Consuming Issues: Can frozen food save you time and money?

Shoppers are shovelling more frozen peas, ice cream and ready meals into the freezer. Frozen food sales leapt by 7 per cent in the 52 weeks to September, according to market research firm TNS.

The recession-busting rise is probably explained by people trying to squeeze some extra value out of their shopping by picking up bumper packs of pizzas. But the UK's £5bn-a-year frozen food industry wants to ensure its growth continues when the good times return. It says we should buy frozen food not just because it is cheaper and more convenient than fresh, but because it is better. Frozen is cheaper, healthier and kinder to the planet, according to the frozen food giants.

It's worth scrutinising these claims, because, if they are true, we should all be defrosting meals rather than preparing them from ingredients bought fresh from greengrocers, fishmongers and butchers.

The frozen food industry has been commissioning research from scientists to support its claims. Last month Birds Eye, which makes a frozen "traditional beef dinner", published a study from the respected Institute of Food Research in Norwich about the loss of nutrients and vitamins in fresh food. It turns out that fruit and vegetables can reach shops nine days after being picked, and stay on shelves for four days after that. The scientists found that these fading green beans could lose up to 45 per cent of nutrients, broccoli and cauliflower 25 per cent, garden peas up to 15 per cent, and carrots up to 10 per cent.

By contrast, Birds Eye's garden peas had up to 30 per cent more vitamin C because they were zapped into suspended animation within hours of being harvested.

The British Frozen Food Federation, which represents the likes of Birds Eye, Findus and Dr Oetker, continued the blitz last week by publishing some research into the practicality of frozen food. The Food Unit at Manchester Metropolitan University looked at cost, waste and taste of frozen versus fresh. Nine families ate fresh meals such as chicken curry and spaghetti bol one week and frozen the next. Diaries showed the frozen meals were 33 per cent cheaper and led to 36 per cent less waste.

The British Frozen Food Federation said the survey "reveals that cooking frozen food creates considerably less wastage, is better value for money than cooking from fresh food without compromising on taste". In fact, the families thought the frozen food was significantly less tasty: 82 per cent of fresh meals were rated in the top two of five bands for taste compared with 36 per cent of frozen meals.

Tom MacMillan, executive director of the Food Ethics Council, suspects the freezer giants' campaign is "mainly spin". At least, it is a distraction from the issue that could really made a difference to health and the environment: that British people eat too many carbohydrate, protein-rich meaty meals and too little fruit and vegetables – damaging our health, wealth and planet. Only one in four adults eats five portions of fruit and veg a day, and the recommendation should probably be for eight portions.

When it comes to getting those portions, though, frozen food can help. Frozen peas and carrots etc clearly can be just as healthy, if not more healthy than fresh produce that has hung around in supermarket food distribution chains for a week.

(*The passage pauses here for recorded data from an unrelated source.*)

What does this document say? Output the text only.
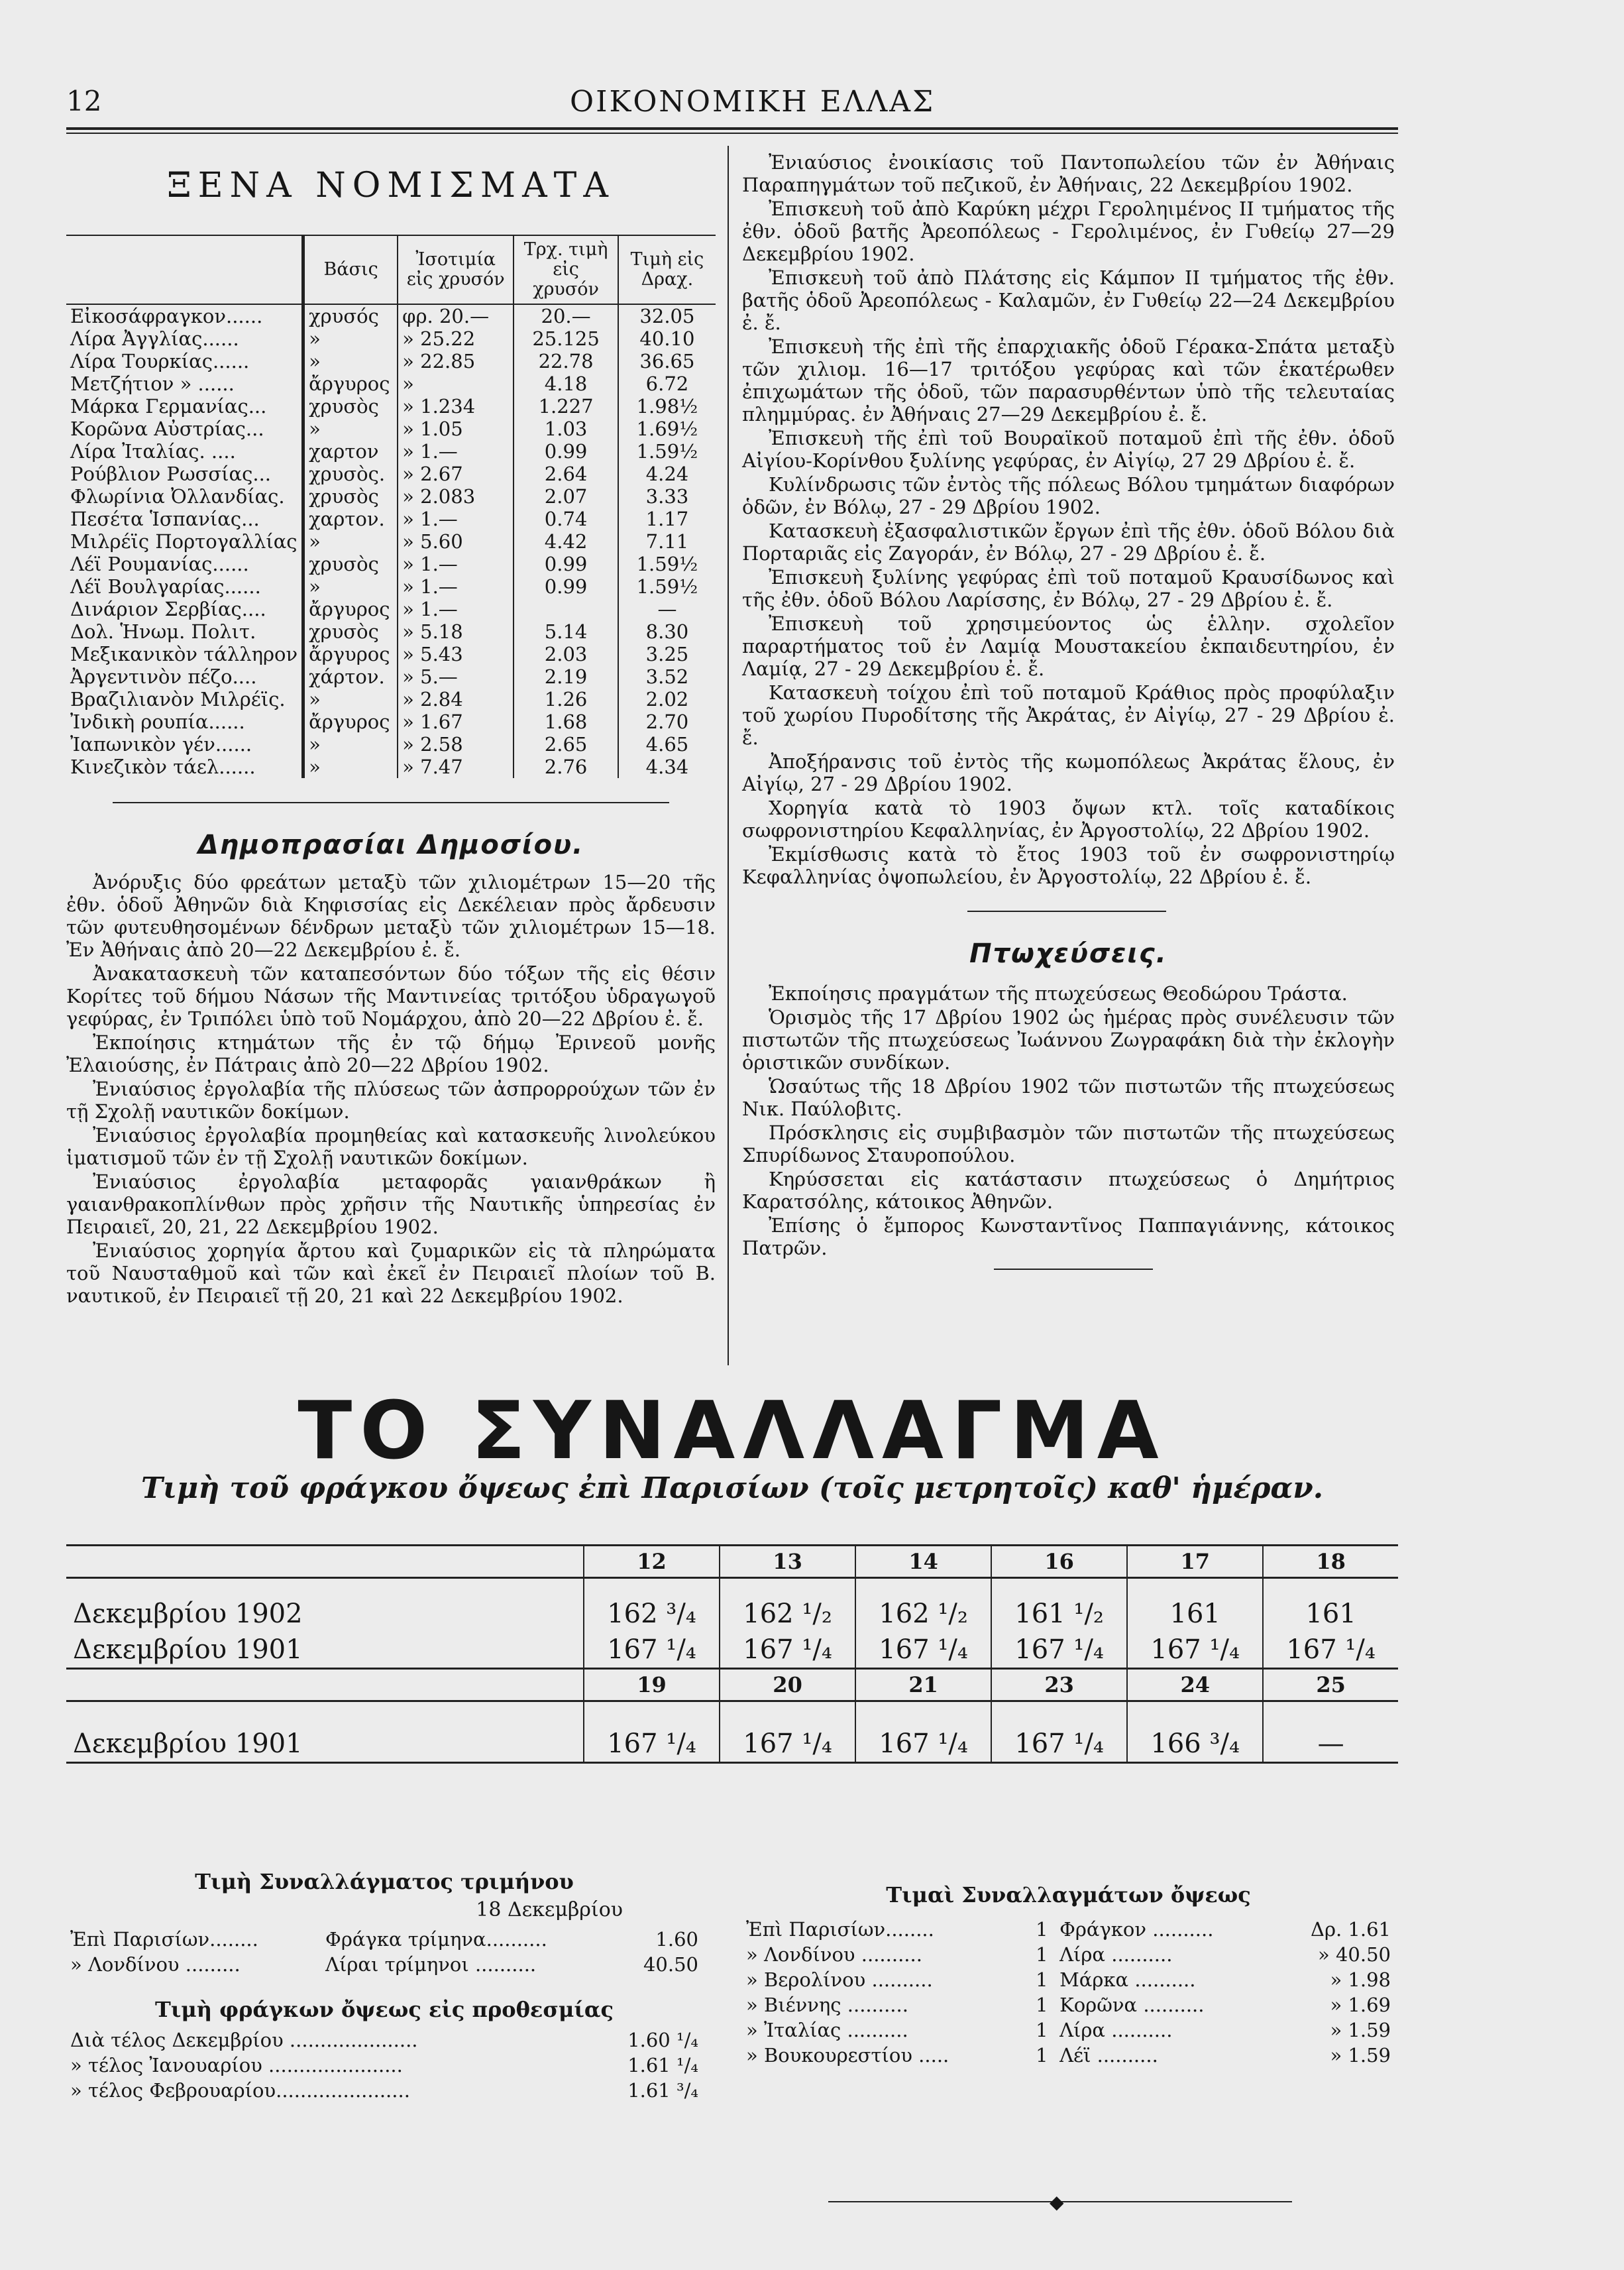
12	ΟΙΚΟΝΟΜΙΚΗ ΕΛΛΑΣ
ΞΕΝΑ ΝΟΜΙΣΜΑΤΑ
	Βάσις	Ἰσοτιμία εἰς χρυσόν	Τρχ. τιμὴ εἰς χρυσόν	Τιμὴ εἰς Δραχ.
Εἰκοσάφραγκον......	χρυσός	φρ. 20.—	20.—	32.05
Λίρα Ἀγγλίας......	»	» 25.22	25.125	40.10
Λίρα Τουρκίας......	»	» 22.85	22.78	36.65
Μετζήτιον » ......	ἄργυρος	»	4.18	6.72
Μάρκα Γερμανίας...	χρυσὸς	» 1.234	1.227	1.98½
Κορῶνα Αὐστρίας...	»	» 1.05	1.03	1.69½
Λίρα Ἰταλίας. ....	χαρτον	» 1.—	0.99	1.59½
Ρούβλιον Ρωσσίας...	χρυσὸς.	» 2.67	2.64	4.24
Φλωρίνια Ὀλλανδίας.	χρυσὸς	» 2.083	2.07	3.33
Πεσέτα Ἱσπανίας...	χαρτον.	» 1.—	0.74	1.17
Μιλρέϊς Πορτογαλλίας	»	» 5.60	4.42	7.11
Λέϊ Ρουμανίας......	χρυσὸς	» 1.—	0.99	1.59½
Λέϊ Βουλγαρίας......	»	» 1.—	0.99	1.59½
Δινάριον Σερβίας....	ἄργυρος	» 1.—		—
Δολ. Ἡνωμ. Πολιτ.	χρυσὸς	» 5.18	5.14	8.30
Μεξικανικὸν τάλληρον	ἄργυρος	» 5.43	2.03	3.25
Ἀργεντινὸν πέζο....	χάρτον.	» 5.—	2.19	3.52
Βραζιλιανὸν Μιλρέϊς.	»	» 2.84	1.26	2.02
Ἰνδικὴ ρουπία......	ἄργυρος	» 1.67	1.68	2.70
Ἰαπωνικὸν γέν......	»	» 2.58	2.65	4.65
Κινεζικὸν τάελ......	»	» 7.47	2.76	4.34
Δημοπρασίαι Δημοσίου.

Ἀνόρυξις δύο φρεάτων μεταξὺ τῶν χιλιομέτρων 15—20 τῆς ἐθν. ὁδοῦ Ἀθηνῶν διὰ Κηφισσίας εἰς Δεκέλειαν πρὸς ἄρδευσιν τῶν φυτευθησομένων δένδρων μεταξὺ τῶν χιλιομέτρων 15—18. Ἐν Ἀθήναις ἀπὸ 20—22 Δεκεμβρίου ἐ. ἔ.

Ἀνακατασκευὴ τῶν καταπεσόντων δύο τόξων τῆς εἰς θέσιν Κορίτες τοῦ δήμου Νάσων τῆς Μαντινείας τριτόξου ὑδραγωγοῦ γεφύρας, ἐν Τριπόλει ὑπὸ τοῦ Νομάρχου, ἀπὸ 20—22 Δβρίου ἐ. ἔ.

Ἐκποίησις κτημάτων τῆς ἐν τῷ δήμῳ Ἐρινεοῦ μονῆς Ἐλαιούσης, ἐν Πάτραις ἀπὸ 20—22 Δβρίου 1902.

Ἐνιαύσιος ἐργολαβία τῆς πλύσεως τῶν ἀσπρορρούχων τῶν ἐν τῇ Σχολῇ ναυτικῶν δοκίμων.

Ἐνιαύσιος ἐργολαβία προμηθείας καὶ κατασκευῆς λινολεύκου ἱματισμοῦ τῶν ἐν τῇ Σχολῇ ναυτικῶν δοκίμων.

Ἐνιαύσιος ἐργολαβία μεταφορᾶς γαιανθράκων ἢ γαιανθρακοπλίνθων πρὸς χρῆσιν τῆς Ναυτικῆς ὑπηρεσίας ἐν Πειραιεῖ, 20, 21, 22 Δεκεμβρίου 1902.

Ἐνιαύσιος χορηγία ἄρτου καὶ ζυμαρικῶν εἰς τὰ πληρώματα τοῦ Ναυσταθμοῦ καὶ τῶν καὶ ἐκεῖ ἐν Πειραιεῖ πλοίων τοῦ Β. ναυτικοῦ, ἐν Πειραιεῖ τῇ 20, 21 καὶ 22 Δεκεμβρίου 1902.

Ἐνιαύσιος ἐνοικίασις τοῦ Παντοπωλείου τῶν ἐν Ἀθήναις Παραπηγμάτων τοῦ πεζικοῦ, ἐν Ἀθήναις, 22 Δεκεμβρίου 1902.

Ἐπισκευὴ τοῦ ἀπὸ Καρύκη μέχρι Γεροληιμένος II τμήματος τῆς ἐθν. ὁδοῦ βατῆς Ἀρεοπόλεως - Γερολιμένος, ἐν Γυθείῳ 27—29 Δεκεμβρίου 1902.

Ἐπισκευὴ τοῦ ἀπὸ Πλάτσης εἰς Κάμπον II τμήματος τῆς ἐθν. βατῆς ὁδοῦ Ἀρεοπόλεως - Καλαμῶν, ἐν Γυθείῳ 22—24 Δεκεμβρίου ἐ. ἔ.

Ἐπισκευὴ τῆς ἐπὶ τῆς ἐπαρχιακῆς ὁδοῦ Γέρακα-Σπάτα μεταξὺ τῶν χιλιομ. 16—17 τριτόξου γεφύρας καὶ τῶν ἑκατέρωθεν ἐπιχωμάτων τῆς ὁδοῦ, τῶν παρασυρθέντων ὑπὸ τῆς τελευταίας πλημμύρας. ἐν Ἀθήναις 27—29 Δεκεμβρίου ἐ. ἔ.

Ἐπισκευὴ τῆς ἐπὶ τοῦ Βουραϊκοῦ ποταμοῦ ἐπὶ τῆς ἐθν. ὁδοῦ Αἰγίου-Κορίνθου ξυλίνης γεφύρας, ἐν Αἰγίῳ, 27 29 Δβρίου ἐ. ἔ.

Κυλίνδρωσις τῶν ἐντὸς τῆς πόλεως Βόλου τμημάτων διαφόρων ὁδῶν, ἐν Βόλῳ, 27 - 29 Δβρίου 1902.

Κατασκευὴ ἐξασφαλιστικῶν ἔργων ἐπὶ τῆς ἐθν. ὁδοῦ Βόλου διὰ Πορταριᾶς εἰς Ζαγοράν, ἐν Βόλῳ, 27 - 29 Δβρίου ἐ. ἔ.

Ἐπισκευὴ ξυλίνης γεφύρας ἐπὶ τοῦ ποταμοῦ Κραυσίδωνος καὶ τῆς ἐθν. ὁδοῦ Βόλου Λαρίσσης, ἐν Βόλῳ, 27 - 29 Δβρίου ἐ. ἔ.

Ἐπισκευὴ τοῦ χρησιμεύοντος ὡς ἑλλην. σχολεῖον παραρτήματος τοῦ ἐν Λαμίᾳ Μουστακείου ἐκπαιδευτηρίου, ἐν Λαμίᾳ, 27 - 29 Δεκεμβρίου ἐ. ἔ.

Κατασκευὴ τοίχου ἐπὶ τοῦ ποταμοῦ Κράθιος πρὸς προφύλαξιν τοῦ χωρίου Πυροδίτσης τῆς Ἀκράτας, ἐν Αἰγίῳ, 27 - 29 Δβρίου ἐ. ἔ.

Ἀποξήρανσις τοῦ ἐντὸς τῆς κωμοπόλεως Ἀκράτας ἕλους, ἐν Αἰγίῳ, 27 - 29 Δβρίου 1902.

Χορηγία κατὰ τὸ 1903 ὄψων κτλ. τοῖς καταδίκοις σωφρονιστηρίου Κεφαλληνίας, ἐν Ἀργοστολίῳ, 22 Δβρίου 1902.

Ἐκμίσθωσις κατὰ τὸ ἔτος 1903 τοῦ ἐν σωφρονιστηρίῳ Κεφαλληνίας ὀψοπωλείου, ἐν Ἀργοστολίῳ, 22 Δβρίου ἐ. ἔ.

Πτωχεύσεις.

Ἐκποίησις πραγμάτων τῆς πτωχεύσεως Θεοδώρου Τράστα.

Ὁρισμὸς τῆς 17 Δβρίου 1902 ὡς ἡμέρας πρὸς συνέλευσιν τῶν πιστωτῶν τῆς πτωχεύσεως Ἰωάννου Ζωγραφάκη διὰ τὴν ἐκλογὴν ὁριστικῶν συνδίκων.

Ὡσαύτως τῆς 18 Δβρίου 1902 τῶν πιστωτῶν τῆς πτωχεύσεως Νικ. Παύλοβιτς.

Πρόσκλησις εἰς συμβιβασμὸν τῶν πιστωτῶν τῆς πτωχεύσεως Σπυρίδωνος Σταυροπούλου.

Κηρύσσεται εἰς κατάστασιν πτωχεύσεως ὁ Δημήτριος Καρατσόλης, κάτοικος Ἀθηνῶν.

Ἐπίσης ὁ ἔμπορος Κωνσταντῖνος Παππαγιάννης, κάτοικος Πατρῶν.

ΤΟ ΣΥΝΑΛΛΑΓΜΑ
Τιμὴ τοῦ φράγκου ὄψεως ἐπὶ Παρισίων (τοῖς μετρητοῖς) καθ' ἡμέραν.
	12	13	14	16	17	18
Δεκεμβρίου 1902	162 ³/₄	162 ¹/₂	162 ¹/₂	161 ¹/₂	161	161
Δεκεμβρίου 1901	167 ¹/₄	167 ¹/₄	167 ¹/₄	167 ¹/₄	167 ¹/₄	167 ¹/₄
	19	20	21	23	24	25
Δεκεμβρίου 1901	167 ¹/₄	167 ¹/₄	167 ¹/₄	167 ¹/₄	166 ³/₄	—
Τιμὴ Συναλλάγματος τριμήνου
18 Δεκεμβρίου
Ἐπὶ Παρισίων........	Φράγκα τρίμηνα..........	1.60
» Λονδίνου .........	Λίραι τρίμηνοι ..........	40.50
Τιμὴ φράγκων ὄψεως εἰς προθεσμίας
Διὰ τέλος Δεκεμβρίου .....................	1.60 ¹/₄
» τέλος Ἰανουαρίου ......................	1.61 ¹/₄
» τέλος Φεβρουαρίου......................	1.61 ³/₄
Τιμαὶ Συναλλαγμάτων ὄψεως
Ἐπὶ Παρισίων........	1	Φράγκον ..........	Δρ. 1.61
» Λονδίνου ..........	1	Λίρα ..........	» 40.50
» Βερολίνου ..........	1	Μάρκα ..........	» 1.98
» Βιέννης ..........	1	Κορῶνα ..........	» 1.69
» Ἰταλίας ..........	1	Λίρα ..........	» 1.59
» Βουκουρεστίου .....	1	Λέϊ ..........	» 1.59
◆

And it can be cheaper and easier to pull from the freezer a few portions of already-shredded spinach than wilt a fresh bunch. But there's probably little benefit from loading up with frozen pizzas or "traditional beef dinners", unless you're very short of time.

Heroes & villians

Crack open the bubbly and celebrate

Hero: Co-op bubbly

Want a decent champagne for a shade over £20? You could do worse than the Co-operative's Les Pionniers 2002, which was named in honour of the co-operative movement's founders, the Rochdale Pioneers. This week it won golds at the International Wine Challenge and the Decanter World Wine Awards. It costs £20.99.

Villain: European Union

Energy labels on household appliances such as washing machines are easy to understand. They are rated A to G, with A being the most efficient. MEPs have voted to introduce three new grades to reflect higher standards, which could be A+, A++ and A+++. How daft. They should have raised the thresholds for meeting A to G.